L’Agriculture marocaine : Vitale mais essoufflée
La précarité du secteur agricole marocain est loin d’être rassurante. Le Maroc dépend énormément d’une agriculture qui elle-même dépend des précipitations. L’adage est connu : bonne saison de pluie, année faste pour l’économie du Royaume.

Le rendement des exploitations est généralement faible, avec les trois quarts des terres agricoles ne dépassant par les 5 ha et une focalisation sur les céréales. Ajoutez à cela la rareté des ressources hydriques, et vous obtiendrez une faible représentabilité des produits marocains sur les marchés internationaux (mis à part quelques agrumes et primeurs), une situation peu enviable des petits agriculteurs, et une campagne beaucoup plus pauvre que la ville.
Le “Plan Maroc Vert” de M. Akhennouch :
M. Akhennouch profite de la présence du Roi pour marquer le pas et proposer un discours novateur. Son plan très bien ficelé, son argumentaire parfait et ses expressions choisies judicieusement séduisent la présence, allant des autres porteurs de portefeuilles ministériels aux technocrates purs et durs.

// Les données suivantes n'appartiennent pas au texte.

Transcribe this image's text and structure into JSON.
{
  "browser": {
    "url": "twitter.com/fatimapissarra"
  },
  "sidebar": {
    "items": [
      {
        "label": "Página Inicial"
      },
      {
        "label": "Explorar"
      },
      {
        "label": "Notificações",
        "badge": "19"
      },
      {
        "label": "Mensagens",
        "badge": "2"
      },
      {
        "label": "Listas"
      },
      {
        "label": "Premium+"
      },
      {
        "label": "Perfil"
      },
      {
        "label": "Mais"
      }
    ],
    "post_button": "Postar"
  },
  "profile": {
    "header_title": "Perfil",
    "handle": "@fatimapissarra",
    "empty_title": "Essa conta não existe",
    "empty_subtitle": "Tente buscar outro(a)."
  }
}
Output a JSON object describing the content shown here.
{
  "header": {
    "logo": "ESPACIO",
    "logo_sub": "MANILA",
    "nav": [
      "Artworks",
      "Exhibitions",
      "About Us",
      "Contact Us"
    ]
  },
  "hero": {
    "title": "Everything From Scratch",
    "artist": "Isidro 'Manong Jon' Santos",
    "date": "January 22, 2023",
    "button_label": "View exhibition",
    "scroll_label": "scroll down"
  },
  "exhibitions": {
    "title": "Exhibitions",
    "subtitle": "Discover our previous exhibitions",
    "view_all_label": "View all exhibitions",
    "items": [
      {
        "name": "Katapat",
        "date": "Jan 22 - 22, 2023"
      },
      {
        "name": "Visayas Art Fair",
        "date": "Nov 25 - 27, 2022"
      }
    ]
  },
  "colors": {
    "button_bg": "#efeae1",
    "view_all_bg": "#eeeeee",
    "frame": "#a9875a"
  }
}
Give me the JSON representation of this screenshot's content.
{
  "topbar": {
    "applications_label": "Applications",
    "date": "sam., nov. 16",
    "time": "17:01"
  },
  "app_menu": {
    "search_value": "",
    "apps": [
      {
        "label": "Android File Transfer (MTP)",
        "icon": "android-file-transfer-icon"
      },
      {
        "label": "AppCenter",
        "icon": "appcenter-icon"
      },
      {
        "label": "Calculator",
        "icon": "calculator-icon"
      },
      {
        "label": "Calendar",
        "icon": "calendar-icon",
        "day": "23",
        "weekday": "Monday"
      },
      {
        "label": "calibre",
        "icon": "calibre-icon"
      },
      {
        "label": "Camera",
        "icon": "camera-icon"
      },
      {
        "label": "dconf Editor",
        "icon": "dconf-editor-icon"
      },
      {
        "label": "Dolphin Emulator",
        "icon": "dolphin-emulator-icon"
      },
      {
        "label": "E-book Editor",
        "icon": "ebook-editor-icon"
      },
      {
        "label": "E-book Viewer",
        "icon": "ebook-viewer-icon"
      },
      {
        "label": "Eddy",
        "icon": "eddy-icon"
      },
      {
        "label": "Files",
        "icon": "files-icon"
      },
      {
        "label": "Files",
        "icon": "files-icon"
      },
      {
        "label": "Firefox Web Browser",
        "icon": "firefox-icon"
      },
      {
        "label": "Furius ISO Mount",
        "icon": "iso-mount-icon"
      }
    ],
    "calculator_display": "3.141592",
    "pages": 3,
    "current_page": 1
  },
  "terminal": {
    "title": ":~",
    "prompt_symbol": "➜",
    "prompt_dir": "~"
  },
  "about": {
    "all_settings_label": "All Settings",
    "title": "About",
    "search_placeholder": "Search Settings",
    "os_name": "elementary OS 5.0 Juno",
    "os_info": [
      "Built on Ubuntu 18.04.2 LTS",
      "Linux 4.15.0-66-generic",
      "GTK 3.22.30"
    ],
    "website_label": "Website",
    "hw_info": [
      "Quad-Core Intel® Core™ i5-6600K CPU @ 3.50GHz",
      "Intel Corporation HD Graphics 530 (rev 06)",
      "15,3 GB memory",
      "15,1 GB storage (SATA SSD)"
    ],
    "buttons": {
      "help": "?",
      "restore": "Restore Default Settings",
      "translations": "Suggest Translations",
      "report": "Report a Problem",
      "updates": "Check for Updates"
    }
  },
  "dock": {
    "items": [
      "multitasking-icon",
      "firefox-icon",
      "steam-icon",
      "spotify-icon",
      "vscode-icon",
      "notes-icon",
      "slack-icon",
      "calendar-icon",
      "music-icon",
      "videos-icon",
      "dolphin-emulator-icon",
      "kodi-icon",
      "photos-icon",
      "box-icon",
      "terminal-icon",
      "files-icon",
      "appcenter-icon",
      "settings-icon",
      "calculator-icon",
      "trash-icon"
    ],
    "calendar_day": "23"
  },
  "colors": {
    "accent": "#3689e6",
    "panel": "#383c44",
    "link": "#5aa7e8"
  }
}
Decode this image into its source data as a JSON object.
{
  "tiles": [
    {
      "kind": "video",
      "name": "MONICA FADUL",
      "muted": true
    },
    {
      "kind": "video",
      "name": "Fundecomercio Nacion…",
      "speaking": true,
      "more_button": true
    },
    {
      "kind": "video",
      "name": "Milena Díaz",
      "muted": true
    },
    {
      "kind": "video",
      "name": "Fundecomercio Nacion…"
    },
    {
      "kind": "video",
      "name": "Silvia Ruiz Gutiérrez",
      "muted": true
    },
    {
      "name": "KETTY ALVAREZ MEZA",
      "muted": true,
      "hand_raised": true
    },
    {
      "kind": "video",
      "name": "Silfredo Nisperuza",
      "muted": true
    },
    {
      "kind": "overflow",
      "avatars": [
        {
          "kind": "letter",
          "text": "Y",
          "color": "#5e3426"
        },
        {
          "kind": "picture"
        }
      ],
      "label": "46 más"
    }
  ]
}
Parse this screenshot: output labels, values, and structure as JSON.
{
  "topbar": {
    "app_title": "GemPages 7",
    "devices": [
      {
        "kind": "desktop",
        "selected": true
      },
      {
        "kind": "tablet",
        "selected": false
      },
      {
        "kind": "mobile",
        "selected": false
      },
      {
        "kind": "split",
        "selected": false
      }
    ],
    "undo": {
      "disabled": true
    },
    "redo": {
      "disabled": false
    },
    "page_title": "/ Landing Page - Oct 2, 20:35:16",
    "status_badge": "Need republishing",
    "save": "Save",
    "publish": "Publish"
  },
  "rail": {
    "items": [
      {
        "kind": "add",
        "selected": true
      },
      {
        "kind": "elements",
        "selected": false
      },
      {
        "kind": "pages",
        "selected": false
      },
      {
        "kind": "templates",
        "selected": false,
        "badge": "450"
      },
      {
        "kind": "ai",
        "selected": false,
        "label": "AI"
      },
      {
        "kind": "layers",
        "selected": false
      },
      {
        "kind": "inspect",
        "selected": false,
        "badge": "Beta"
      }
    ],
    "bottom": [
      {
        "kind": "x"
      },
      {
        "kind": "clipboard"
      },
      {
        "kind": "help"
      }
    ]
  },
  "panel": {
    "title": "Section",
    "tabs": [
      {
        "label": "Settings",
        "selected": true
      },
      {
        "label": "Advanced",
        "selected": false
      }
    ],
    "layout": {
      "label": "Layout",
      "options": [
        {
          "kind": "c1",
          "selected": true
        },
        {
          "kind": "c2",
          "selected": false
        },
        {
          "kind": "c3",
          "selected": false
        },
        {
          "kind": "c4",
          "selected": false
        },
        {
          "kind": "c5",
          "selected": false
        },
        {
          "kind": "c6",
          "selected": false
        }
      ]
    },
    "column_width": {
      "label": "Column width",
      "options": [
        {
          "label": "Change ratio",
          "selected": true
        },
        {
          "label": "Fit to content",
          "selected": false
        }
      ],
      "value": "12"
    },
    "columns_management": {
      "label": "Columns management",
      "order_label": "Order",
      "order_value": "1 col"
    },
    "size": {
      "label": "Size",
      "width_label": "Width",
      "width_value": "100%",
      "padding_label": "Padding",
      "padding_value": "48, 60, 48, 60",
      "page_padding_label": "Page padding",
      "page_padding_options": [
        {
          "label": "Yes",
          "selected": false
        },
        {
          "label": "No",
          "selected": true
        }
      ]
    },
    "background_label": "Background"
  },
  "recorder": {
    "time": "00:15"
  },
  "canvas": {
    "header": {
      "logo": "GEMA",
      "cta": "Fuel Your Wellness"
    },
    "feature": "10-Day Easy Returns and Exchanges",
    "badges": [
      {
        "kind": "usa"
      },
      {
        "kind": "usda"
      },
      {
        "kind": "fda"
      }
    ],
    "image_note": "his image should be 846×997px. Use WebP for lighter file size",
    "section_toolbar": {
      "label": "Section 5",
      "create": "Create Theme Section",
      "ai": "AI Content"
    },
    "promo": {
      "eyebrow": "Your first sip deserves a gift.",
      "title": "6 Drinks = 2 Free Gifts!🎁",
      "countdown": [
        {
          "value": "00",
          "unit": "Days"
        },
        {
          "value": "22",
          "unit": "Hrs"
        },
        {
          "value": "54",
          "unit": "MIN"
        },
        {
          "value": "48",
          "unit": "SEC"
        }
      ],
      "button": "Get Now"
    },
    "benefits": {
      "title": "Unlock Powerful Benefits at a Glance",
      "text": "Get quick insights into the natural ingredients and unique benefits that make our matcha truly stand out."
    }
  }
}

La mission de M. le Ministre n’était pourtant pas des plus aisées, puisqu’il ne demandait pas moins de 50 Milliards de Dirhams débloqués par les caisses de l’Etat, et un financement annuel à hauteur de 10 Milliards de Dirhams sur 10 années.
L’Etat devra en plus de cela libérer du foncier pour le proposer aux investisseurs (Terres Habous, Terres Collectives, Domaines…), et nous parlons là de quelques 700.000 ha ! Le Fond Hassan II mettra également la main à la poche, au côté d’un important démarchage international qui sera bientôt entrepris.
Le Maroc pourrait aisément séduire les investisseurs étrangers s’il sait bien se vendre, s’il étale tous ses atouts, s’il revoit la palette de ses productions et s’il met en avant sa nouvelle stratégie.
Mais la réussite du plan requiert également un suivi bancaire et une exécution forte, ainsi qu’une réforme institutionnelle. A cet effet, une agence nationale verra le jour pour mener à bien le projet et veiller au bon déroulement du Plan Maroc Vert.
Le plan touchera les deux classes d’exploitants en soutenant les plus petits (proposer des formations, les aider à se diversifier et lancer plusieurs centaines de projets sociaux dans les campagnes), et en orientant les investissements des plus grands pour leur assurer un développement durable.

Même la gestion de l’eau y passera, avec un projet de privatisation que Nareva, filiale de l’ONA, semble la plus proche d’empocher. Elle devra en contrepartie honorer ses engagements et effectuer plusieurs ouvrages et installations qui garantiront une distribution qui correspond le mieux aux besoins des différentes régions du Royaume.
De notre côté nous espérons que l’atelier d’Agadir portera ses fruits et permettra de lutter efficacement contre la désertification et l’exploitation hydrique irrationnelles.